Norman Naimark’ın “karşılaştırmalı perspektifler” başlıklı konuşmasında 1915 olayları dünyada bilinen diğer soykırım suçlarıyla birlikte ele alındı. İnsanlığı benzer trajedilerden korumanın, ancak soykırımın ne anlama geldiğini açıklama yoluyla mümkün olduğunu dile getiren Naimark, soykırıma yol açan koşulların aniden değil, yıllara yayılan bir süreçte oluştuğunu ileri sürdü. Hitler Almanya’sındaki katliamın Alman nüfus içerisindeki kanıksanmış Yahudi karşıtlığı sebebiyle yıllar boyu fark edilemediğini öne süren Naimark, Osmanlı İmparatorluğu’nun soykırıma yönelik sistematik adımları sebebiyle Ermeni katlinin de başladıktan ancak yıllar sonra anlaşılabildiğinin altını çizdi.

Naimark, “kümülatif kast” olarak adlandırdığı sürecin Ermeni bankla soygunları, İmparatorluk’un dağılma döneminde Ermeni halkın İtilaf Devletleri’ne sığınması, düşman kuvvetlerle yapılan işbirliğinin “ihanet” olarak algılanması ve İttihatçı rejimin ekonomik motivasyonlarından oluştuğunu öne sürdü.

Soykırımın insanlık dışı boyutunda “kana susamışlık” üzerine de eğilen Naimark, “insanoğlunun tamahkârlığı şiddetten ayrı düşünülemez.
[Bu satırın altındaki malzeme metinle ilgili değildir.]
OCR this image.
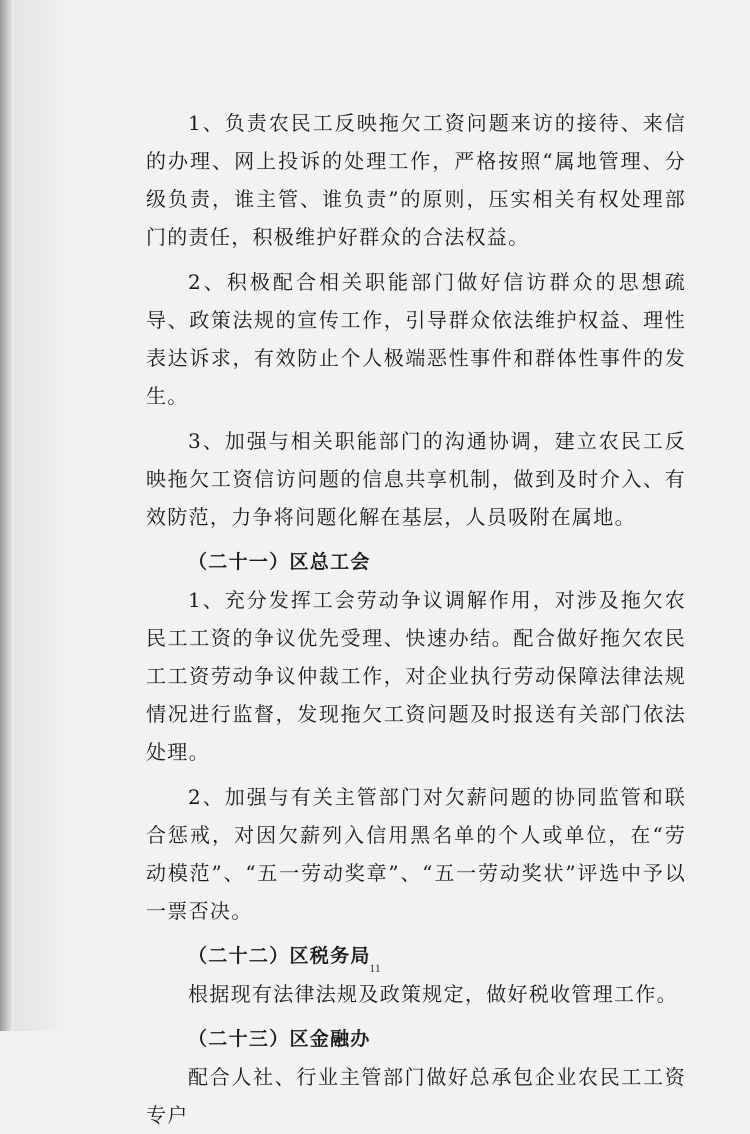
1、负责农民工反映拖欠工资问题来访的接待、来信的办理、网上投诉的处理工作，严格按照“属地管理、分级负责，谁主管、谁负责”的原则，压实相关有权处理部门的责任，积极维护好群众的合法权益。

2、积极配合相关职能部门做好信访群众的思想疏导、政策法规的宣传工作，引导群众依法维护权益、理性表达诉求，有效防止个人极端恶性事件和群体性事件的发生。

3、加强与相关职能部门的沟通协调，建立农民工反映拖欠工资信访问题的信息共享机制，做到及时介入、有效防范，力争将问题化解在基层，人员吸附在属地。

（二十一）区总工会

1、充分发挥工会劳动争议调解作用，对涉及拖欠农民工工资的争议优先受理、快速办结。配合做好拖欠农民工工资劳动争议仲裁工作，对企业执行劳动保障法律法规情况进行监督，发现拖欠工资问题及时报送有关部门依法处理。

2、加强与有关主管部门对欠薪问题的协同监管和联合惩戒，对因欠薪列入信用黑名单的个人或单位，在“劳动模范”、“五一劳动奖章”、“五一劳动奖状”评选中予以一票否决。

（二十二）区税务局

根据现有法律法规及政策规定，做好税收管理工作。

（二十三）区金融办

配合人社、行业主管部门做好总承包企业农民工工资专户

11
Katliam katliamı getirir; öldürmek de sıradanlaşabilir” ifadelerini kullandı. Eski Yugoslavya, Yahudi kıyımı ve Stalin altındaki SSCB örneklerinde de benzer bir tutumla karşılaşıldığını dile getiren Naimark, “Naziler de önce Yahudileri daha sonra Romanları katletti. Son olarak kendi yaşlıları ve hastalarını hedef aldılar” diyerek, şiddetin en ilkel dürtülerin dışavurumu olduğu ve katliamların soykırımlara dönüşmesinin sanılandan çok daha basit bir sürecin sonucu olduğunu savundu.